Testosterone deficiency can also be found in fairly young men. The normal synthesis of the hormone can be disrupted due to smoking and regular consumption of alcoholic beverages. Constant stress and a sedentary lifestyle lead to the same result.

In the presence of symptoms of testosterone deficiency in the body, treatment is prescribed only after a comprehensive examination, which should exclude the presence of a malignant tumor of the prostate. In this disease, treatment with drugs containing testosterone is prohibited. All men with a history of malignant neoplasms do not receive such treatment.

Taking hormonal pills with these pathological changes in the patient's body will lead to a sharp deterioration in his health. Therefore, without the availability of all laboratory data and MRI data, treatment is not prescribed.

What are the signs of testosterone deficiency in a man's body?
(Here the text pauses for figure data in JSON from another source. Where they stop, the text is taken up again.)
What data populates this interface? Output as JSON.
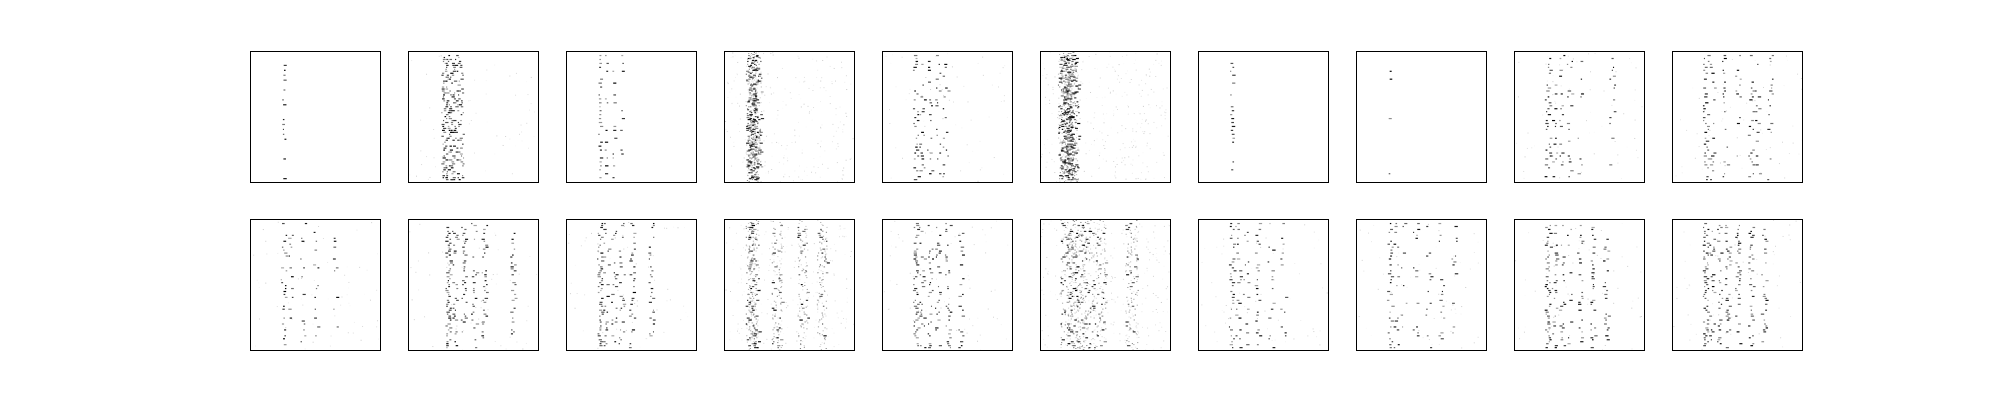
{
  "chart_data": {
    "type": "heatmap",
    "title": "",
    "xlabel": "",
    "ylabel": "",
    "axes_ticks": "none",
    "colormap": "Greys",
    "grid": false,
    "layout": {
      "rows": 2,
      "cols": 10
    },
    "panels": [
      {
        "row": 1,
        "col": 1,
        "active_columns": [
          0.25
        ],
        "row_stride": 5,
        "density": 0.18,
        "spread": 0.01,
        "noise": 0.0
      },
      {
        "row": 1,
        "col": 2,
        "active_columns": [
          0.27,
          0.3,
          0.33,
          0.36,
          0.4
        ],
        "row_stride": 2,
        "density": 0.55,
        "spread": 0.02,
        "noise": 0.01
      },
      {
        "row": 1,
        "col": 3,
        "active_columns": [
          0.25,
          0.3,
          0.36,
          0.42
        ],
        "row_stride": 4,
        "density": 0.35,
        "spread": 0.01,
        "noise": 0.0
      },
      {
        "row": 1,
        "col": 4,
        "active_columns": [
          0.2,
          0.22,
          0.24
        ],
        "row_stride": 1,
        "density": 0.55,
        "spread": 0.04,
        "noise": 0.04
      },
      {
        "row": 1,
        "col": 5,
        "active_columns": [
          0.25,
          0.3,
          0.36,
          0.42,
          0.48
        ],
        "row_stride": 3,
        "density": 0.4,
        "spread": 0.02,
        "noise": 0.01
      },
      {
        "row": 1,
        "col": 6,
        "active_columns": [
          0.18,
          0.2,
          0.22,
          0.24
        ],
        "row_stride": 1,
        "density": 0.6,
        "spread": 0.05,
        "noise": 0.05
      },
      {
        "row": 1,
        "col": 7,
        "active_columns": [
          0.25
        ],
        "row_stride": 4,
        "density": 0.25,
        "spread": 0.01,
        "noise": 0.0
      },
      {
        "row": 1,
        "col": 8,
        "active_columns": [
          0.25
        ],
        "row_stride": 8,
        "density": 0.14,
        "spread": 0.005,
        "noise": 0.0
      },
      {
        "row": 1,
        "col": 9,
        "active_columns": [
          0.25,
          0.3,
          0.36,
          0.42,
          0.5,
          0.75
        ],
        "row_stride": 3,
        "density": 0.3,
        "spread": 0.02,
        "noise": 0.01
      },
      {
        "row": 1,
        "col": 10,
        "active_columns": [
          0.25,
          0.3,
          0.4,
          0.5,
          0.6,
          0.65,
          0.75
        ],
        "row_stride": 3,
        "density": 0.35,
        "spread": 0.02,
        "noise": 0.01
      },
      {
        "row": 2,
        "col": 1,
        "active_columns": [
          0.25,
          0.3,
          0.4,
          0.5,
          0.65
        ],
        "row_stride": 3,
        "density": 0.3,
        "spread": 0.02,
        "noise": 0.01
      },
      {
        "row": 2,
        "col": 2,
        "active_columns": [
          0.3,
          0.35,
          0.42,
          0.5,
          0.58,
          0.8
        ],
        "row_stride": 2,
        "density": 0.4,
        "spread": 0.02,
        "noise": 0.01
      },
      {
        "row": 2,
        "col": 3,
        "active_columns": [
          0.25,
          0.3,
          0.36,
          0.42,
          0.5,
          0.65
        ],
        "row_stride": 2,
        "density": 0.4,
        "spread": 0.02,
        "noise": 0.01
      },
      {
        "row": 2,
        "col": 4,
        "active_columns": [
          0.2,
          0.22,
          0.4,
          0.6,
          0.75
        ],
        "row_stride": 2,
        "density": 0.35,
        "spread": 0.04,
        "noise": 0.03
      },
      {
        "row": 2,
        "col": 5,
        "active_columns": [
          0.25,
          0.3,
          0.36,
          0.42,
          0.5,
          0.6
        ],
        "row_stride": 2,
        "density": 0.3,
        "spread": 0.02,
        "noise": 0.01
      },
      {
        "row": 2,
        "col": 6,
        "active_columns": [
          0.2,
          0.25,
          0.3,
          0.35,
          0.45,
          0.7
        ],
        "row_stride": 2,
        "density": 0.35,
        "spread": 0.05,
        "noise": 0.04
      },
      {
        "row": 2,
        "col": 7,
        "active_columns": [
          0.25,
          0.3,
          0.36,
          0.45,
          0.55,
          0.65
        ],
        "row_stride": 3,
        "density": 0.3,
        "spread": 0.02,
        "noise": 0.01
      },
      {
        "row": 2,
        "col": 8,
        "active_columns": [
          0.25,
          0.3,
          0.36,
          0.45,
          0.55,
          0.65,
          0.75
        ],
        "row_stride": 3,
        "density": 0.3,
        "spread": 0.02,
        "noise": 0.01
      },
      {
        "row": 2,
        "col": 9,
        "active_columns": [
          0.25,
          0.3,
          0.36,
          0.42,
          0.5,
          0.6,
          0.7
        ],
        "row_stride": 2,
        "density": 0.35,
        "spread": 0.02,
        "noise": 0.01
      },
      {
        "row": 2,
        "col": 10,
        "active_columns": [
          0.25,
          0.3,
          0.36,
          0.42,
          0.5,
          0.6,
          0.7
        ],
        "row_stride": 2,
        "density": 0.4,
        "spread": 0.02,
        "noise": 0.01
      }
    ]
  }
}
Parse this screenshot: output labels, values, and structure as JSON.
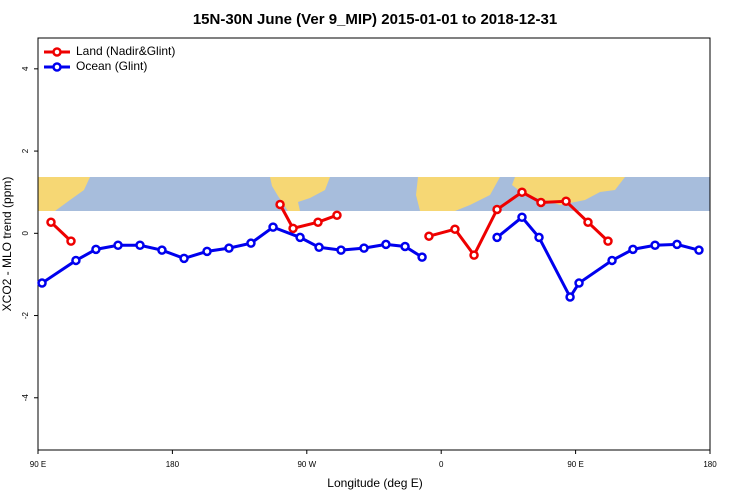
{
  "chart_data": {
    "type": "line",
    "title": "15N-30N June (Ver 9_MIP)   2015-01-01 to 2018-12-31",
    "x_label": "Longitude (deg E)",
    "y_label": "XCO2 - MLO trend (ppm)",
    "xlim": [
      90,
      540
    ],
    "ylim": [
      -5.27,
      4.75
    ],
    "xticks": [
      {
        "value": 90,
        "label": "90 E"
      },
      180,
      {
        "value": 270,
        "label": "90 W"
      },
      {
        "value": 360,
        "label": "0"
      },
      {
        "value": 450,
        "label": "90 E"
      },
      {
        "value": 540,
        "label": "180"
      }
    ],
    "yticks": [
      -4,
      -2,
      0,
      2,
      4
    ],
    "legend": "top-left",
    "series": [
      {
        "name": "Land (Nadir&Glint)",
        "color": "#ee0000",
        "x": [
          98.7,
          112.1,
          null,
          252.1,
          260.8,
          277.5,
          290.2,
          null,
          351.8,
          369.2,
          382,
          397.4,
          414.1,
          426.8,
          443.6,
          458.3,
          471.7
        ],
        "values": [
          0.27,
          -0.19,
          null,
          0.7,
          0.12,
          0.27,
          0.44,
          null,
          -0.07,
          0.1,
          -0.53,
          0.58,
          1.0,
          0.75,
          0.78,
          0.27,
          -0.19
        ]
      },
      {
        "name": "Ocean (Glint)",
        "color": "#0000ee",
        "x": [
          92.7,
          115.4,
          128.8,
          143.6,
          158.3,
          173,
          187.8,
          203.2,
          217.9,
          232.6,
          247.4,
          265.5,
          278.2,
          292.9,
          308.3,
          323,
          335.8,
          347.2,
          null,
          397.4,
          414.1,
          425.5,
          446.3,
          452.3,
          474.4,
          488.4,
          503.2,
          517.9,
          532.6
        ],
        "values": [
          -1.21,
          -0.66,
          -0.39,
          -0.29,
          -0.29,
          -0.41,
          -0.61,
          -0.44,
          -0.36,
          -0.24,
          0.15,
          -0.1,
          -0.34,
          -0.41,
          -0.36,
          -0.27,
          -0.32,
          -0.58,
          null,
          -0.1,
          0.39,
          -0.1,
          -1.55,
          -1.21,
          -0.66,
          -0.39,
          -0.29,
          -0.27,
          -0.41
        ]
      }
    ]
  }
}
  • Weakening of sex drive.
  • Decreased body tone.
  • Frequent and prolonged depression.
  • Changes in patient behavior.
  • Erectile dysfunction.
  • Drowsiness.
  • Weight gain.
  • Breast growth.
  • Decrease in the level of hemoglobin in the blood.
  • Increased blood cholesterol levels.

It is believed that if a man reveals at least three of the symptoms from the above list, he should see a doctor for treatment.

HRT

Men who have been diagnosed with testosterone deficiency should undergo regular medical examinations and take medications. During the course of replacement therapy, testosterone levels should be monitored.
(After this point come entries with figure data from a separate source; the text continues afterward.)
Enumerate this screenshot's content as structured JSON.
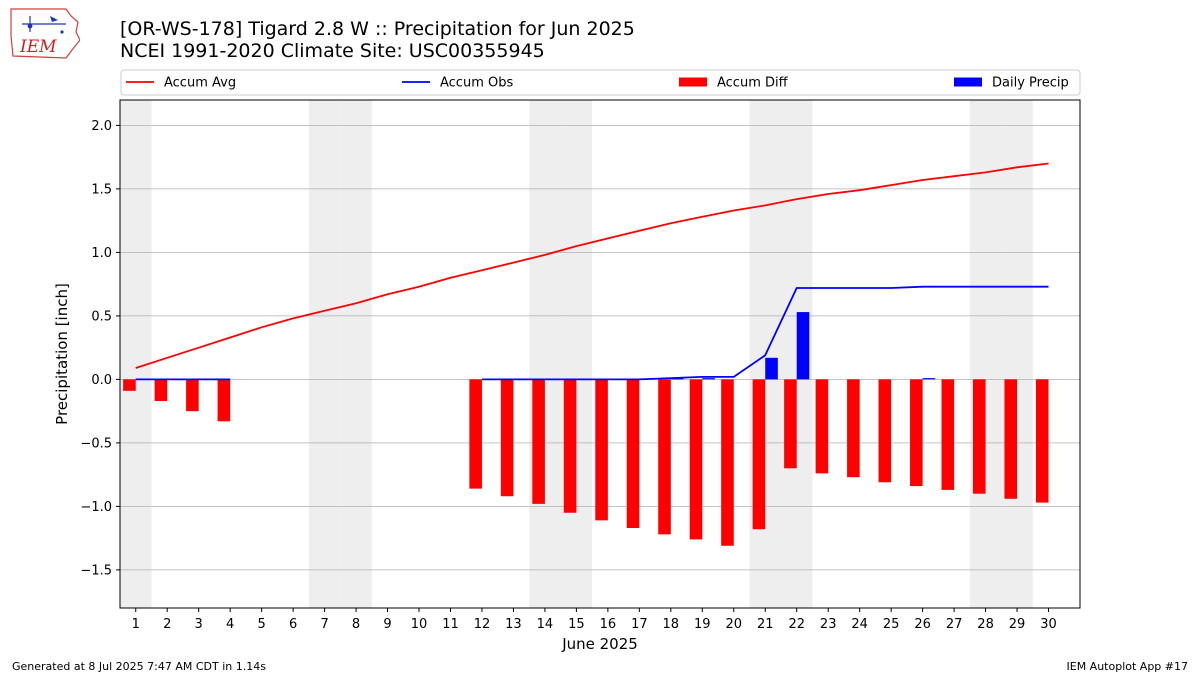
{
  "header": {
    "title_line1": "[OR-WS-178] Tigard 2.8 W :: Precipitation for Jun 2025",
    "title_line2": "NCEI 1991-2020 Climate Site: USC00355945"
  },
  "logo": {
    "text": "IEM"
  },
  "footer": {
    "left": "Generated at 8 Jul 2025 7:47 AM CDT in 1.14s",
    "right": "IEM Autoplot App #17"
  },
  "colors": {
    "avg": "#ff0000",
    "obs": "#0000ff",
    "diff": "#ff0000",
    "daily": "#0000ff",
    "weekend": "#eeeeee",
    "grid": "#b0b0b0"
  },
  "chart_data": {
    "type": "bar",
    "xlabel": "June 2025",
    "ylabel": "Precipitation [inch]",
    "xlim": [
      0.5,
      31.0
    ],
    "ylim": [
      -1.8,
      2.2
    ],
    "yticks": [
      -1.5,
      -1.0,
      -0.5,
      0.0,
      0.5,
      1.0,
      1.5,
      2.0
    ],
    "ytick_labels": [
      "−1.5",
      "−1.0",
      "−0.5",
      "0.0",
      "0.5",
      "1.0",
      "1.5",
      "2.0"
    ],
    "x": [
      1,
      2,
      3,
      4,
      5,
      6,
      7,
      8,
      9,
      10,
      11,
      12,
      13,
      14,
      15,
      16,
      17,
      18,
      19,
      20,
      21,
      22,
      23,
      24,
      25,
      26,
      27,
      28,
      29,
      30
    ],
    "grid": true,
    "legend_position": "top",
    "weekend_days": [
      1,
      7,
      8,
      14,
      15,
      21,
      22,
      28,
      29
    ],
    "series": [
      {
        "name": "Accum Avg",
        "kind": "line",
        "x": [
          1,
          2,
          3,
          4,
          5,
          6,
          7,
          8,
          9,
          10,
          11,
          12,
          13,
          14,
          15,
          16,
          17,
          18,
          19,
          20,
          21,
          22,
          23,
          24,
          25,
          26,
          27,
          28,
          29,
          30
        ],
        "values": [
          0.09,
          0.17,
          0.25,
          0.33,
          0.41,
          0.48,
          0.54,
          0.6,
          0.67,
          0.73,
          0.8,
          0.86,
          0.92,
          0.98,
          1.05,
          1.11,
          1.17,
          1.23,
          1.28,
          1.33,
          1.37,
          1.42,
          1.46,
          1.49,
          1.53,
          1.57,
          1.6,
          1.63,
          1.67,
          1.7
        ]
      },
      {
        "name": "Accum Obs",
        "kind": "line",
        "x": [
          1,
          2,
          3,
          4
        ],
        "values": [
          0.0,
          0.0,
          0.0,
          0.0
        ]
      },
      {
        "name": "Accum Obs (cont.)",
        "kind": "line",
        "x": [
          12,
          13,
          14,
          15,
          16,
          17,
          18,
          19,
          20,
          21,
          22,
          23,
          24,
          25,
          26,
          27,
          28,
          29,
          30
        ],
        "values": [
          0.0,
          0.0,
          0.0,
          0.0,
          0.0,
          0.0,
          0.01,
          0.02,
          0.02,
          0.19,
          0.72,
          0.72,
          0.72,
          0.72,
          0.73,
          0.73,
          0.73,
          0.73,
          0.73
        ]
      },
      {
        "name": "Accum Diff",
        "kind": "bar",
        "x": [
          1,
          2,
          3,
          4,
          12,
          13,
          14,
          15,
          16,
          17,
          18,
          19,
          20,
          21,
          22,
          23,
          24,
          25,
          26,
          27,
          28,
          29,
          30
        ],
        "values": [
          -0.09,
          -0.17,
          -0.25,
          -0.33,
          -0.86,
          -0.92,
          -0.98,
          -1.05,
          -1.11,
          -1.17,
          -1.22,
          -1.26,
          -1.31,
          -1.18,
          -0.7,
          -0.74,
          -0.77,
          -0.81,
          -0.84,
          -0.87,
          -0.9,
          -0.94,
          -0.97
        ]
      },
      {
        "name": "Daily Precip",
        "kind": "bar",
        "x": [
          18,
          19,
          21,
          22,
          26
        ],
        "values": [
          0.01,
          0.01,
          0.17,
          0.53,
          0.01
        ]
      }
    ]
  }
}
Testosterone replacement therapy in men can be performed only after consultation with the attending physician. He also determines the required dose of the drug. The effect of drugs containing testosterone becomes outwardly noticeable only after the required level of the substance in the blood is reached.
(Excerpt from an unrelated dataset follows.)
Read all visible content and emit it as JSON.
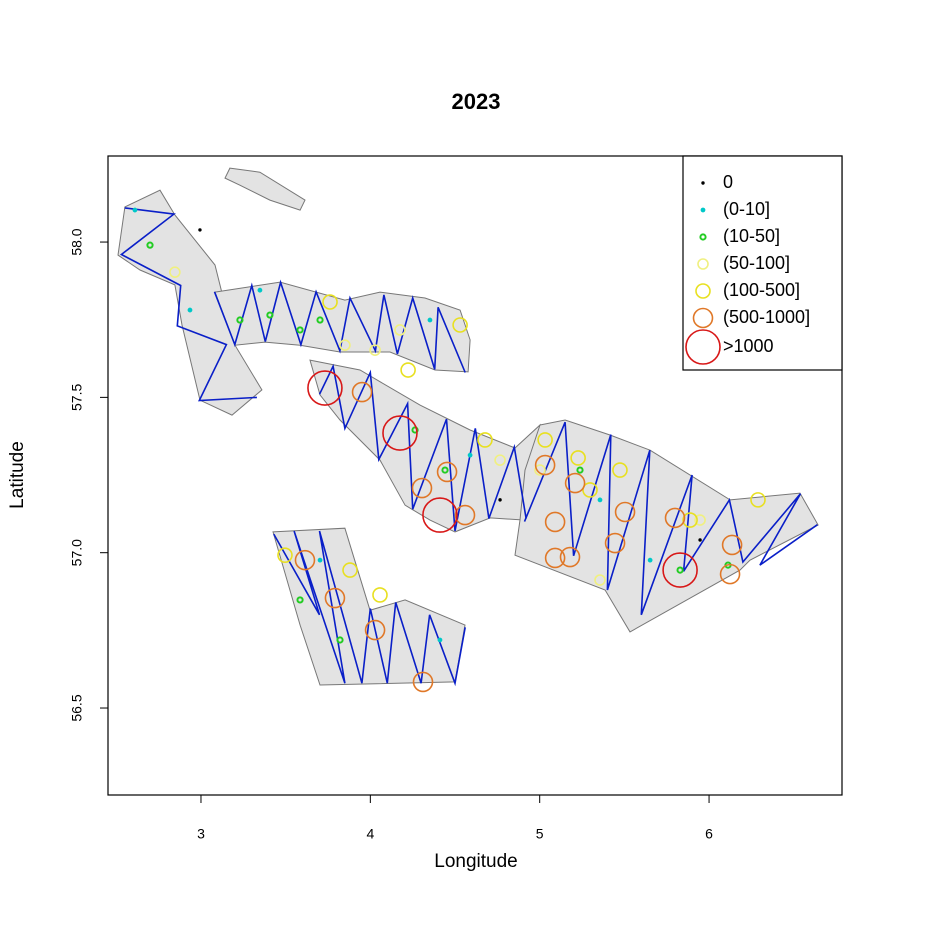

Testosterone deficiency can be treated with injections, tablets, special gels, and patches. A new method of treatment has recently been developed. With it, special implants containing crystalline testosterone are inserted under the patient's skin in the abdomen. Dissolving, the crystals provide a constant flow of the hormone into the blood. The effect of such an implant is designed for six months. HRT with testosterone is carried out for life.

Some drugs used to treat hormone deficiency are hepatoxic and their use is limited, or even banned in some countries. This is another reason why treatment should only be prescribed by a doctor. The patient may not be aware of all the characteristics of hormonal drugs, and making a decision about self-treatment can be harmful to his health.

Testosterone cypionate, Testosterone enanthate are referred to injectable forms of testosterone analogs. These two drugs are administered at 200-400 mg once every three to four weeks. These injections cannot be used to treat heart failure, kidney or liver disease. In case of lung diseases, preparations containing an analogue of testosterone can be taken in color, but with extreme caution and under strict medical supervision. Diabetes mellitus and acute urinary retention, manifested against the background of inflammation of the prostate, can become a contraindication to treatment with these drugs.

Hormonal tablet forms: Fluoxymesterone, Methyltestosterone. These two drugs are hepatoxic. It is forbidden to prescribe them to patients with liver and kidney diseases. The daily dose of Fluoxymesterone can be up to 20 mg, for Methyltestosterone - up to 30 mg.

Subcutaneous forms of drugs include implants. 1200 mg of the drug is sewn under the skin, the effect of which lasts about six months.

Transdermal forms act through the skin. These include Testosterone gel and Testosterone patches. The indications and contraindications for these drugs are the same as for tablets and injections.

Testosterone deficiency began to be treated in the forties of the last century. During this time, many drugs have been created with its content. Each time, synthetic testosterone is more and more similar in its characteristics to that which is present in the human body.

Taking hormonal drugs can improve the quality of a man's life, prolong his youth, as evidenced by the reviews of many patients. Some of these drugs are used not only for medicinal purposes. Sometimes athletes take these drugs to improve their athletic performance. But again, this must be done under the strict supervision of doctors.